4) What makes the different variety of cocoa unique from each other?
There are hundreds, if not thousands, of cocoa varieties due to the ease with which cocoa can be cross-bred. However, generally speaking there are considered to be four familial groups: Criollo, Amelonado, Forastero, and Trinitario. These are different not only in shape and native growing regions, but also in general flavor notes.
5) How do you preserve your cocoa produce? How important are good hermetic Packaging solutions to your business and are there any specific brands that you prefer?
Cacao is generally stored in large sacks – polypropylene or jute/sisal. These sacks are stored on pallets inside warehouses. Because cacao is sensitive to odour, and is intentionally dried to a very specific humidity level, hermetic packaging is essential for a high quality product. Our company uses Ecotact which serves the purpose of preservation of humidity and protection from odour.
6) Have you noticed a change in the consumption pattern/demand of Cocoa during the Pandemic?
Specialty or Fine Flavor cocoa has maintained its consumption patterns, and craft chocolate has been resilient for the most part.

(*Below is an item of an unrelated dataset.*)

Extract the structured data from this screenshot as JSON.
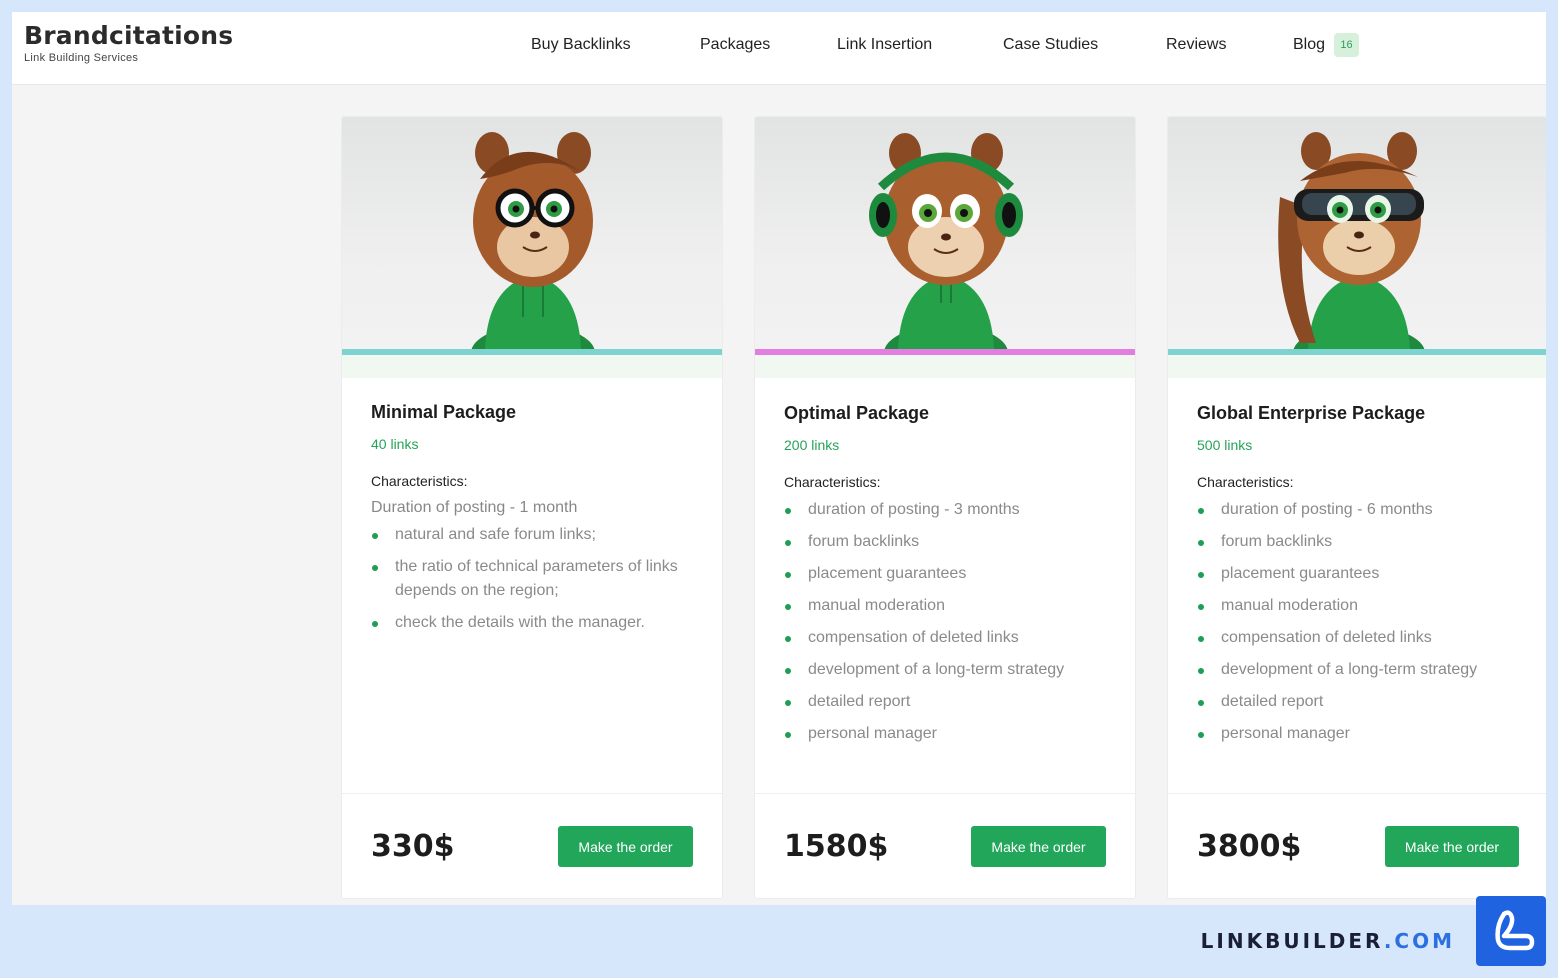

We saw a reduction in demand over the summer months for cocoa beans, but as the holiday season starts, demand is picking back up as our customers make chocolate for the holidays.

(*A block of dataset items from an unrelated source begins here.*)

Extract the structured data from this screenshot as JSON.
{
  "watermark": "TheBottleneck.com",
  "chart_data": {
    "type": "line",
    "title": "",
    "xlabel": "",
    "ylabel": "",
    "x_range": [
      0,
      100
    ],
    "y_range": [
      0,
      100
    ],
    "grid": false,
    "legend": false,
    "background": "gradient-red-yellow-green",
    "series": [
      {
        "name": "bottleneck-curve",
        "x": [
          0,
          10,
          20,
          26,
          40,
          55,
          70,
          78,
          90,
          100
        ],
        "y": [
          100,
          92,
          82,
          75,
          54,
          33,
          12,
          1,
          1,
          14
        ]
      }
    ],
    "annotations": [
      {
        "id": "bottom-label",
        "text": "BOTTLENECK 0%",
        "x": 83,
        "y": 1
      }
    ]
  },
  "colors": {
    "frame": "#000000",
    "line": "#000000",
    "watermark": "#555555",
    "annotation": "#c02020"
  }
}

7) How do you think hermetic packaging is helping the cocoa industry in these difficult times?
Reliable, clean storage is essential during this time. As purchasing slows, the cocoa needs to maintain its humidity and quality. As a company, we decided to continue operations, and stick to our original purchase commitments with each of our cocoa suppliers. We knew that cocoa is most stable in its fermented and dried state, packed in hermetically sealed bags, and least stable as a fruit on the tree. If a farmer were to leave the fruit on the tree to rot, inevitably their future harvests would suffer due to disease that can easily spread when trees are not maintained. We knew that if income were still flowing to farmers, plots would be maintained and would be more disease resistant for future harvests. As a result, we made sure to keep our commitments, and with cocoa packed in Ecotact bags in a US warehouse, we know we can keep this cocoa in good quality for months and potentially years to come.
8) Has the pandemic affected the cocoa industry adversely?
It seems to have affected different cacao growing and consuming regions differently, so it’s hard to say with a blanket statement that it has affected the whole industry adversely. Luckily, for the most part, cocoa growing regions seem to be only mildly affected by the pandemic in terms of health in the regions. Rural farming communities are more spread out, and so COVID does not seem to be spreading as widely. This means that farmers are healthy and able to tend to farms.
9) Preferred moisture levels she prefers to pack the cocoa into Ecotact bags?
Cocoa needs to be at a humidity level less than 7.5% – ideally in the 6-7.5% range. This is to prevent the growth of mold both on the outside and on the inside of the beans. Therefore, our suppliers pack their cocoa in hermetically sealed bags at a humidity level in this range, to keep its stability and flavor.
10) Do you use Ecotact bags for storage in warehouse also or only for exports ?
We keep cocoa stored in Ecotact bags both in the country of origin as well as in the warehouses in the US. There are a number of risks that cocoa can come into contact with both in origin warehouses and in destination warehouses: odors, humid climates, cocoa moths, and so we try to do everything we can to preserve the quality. This includes keeping cocoa stored in Ecotact bags.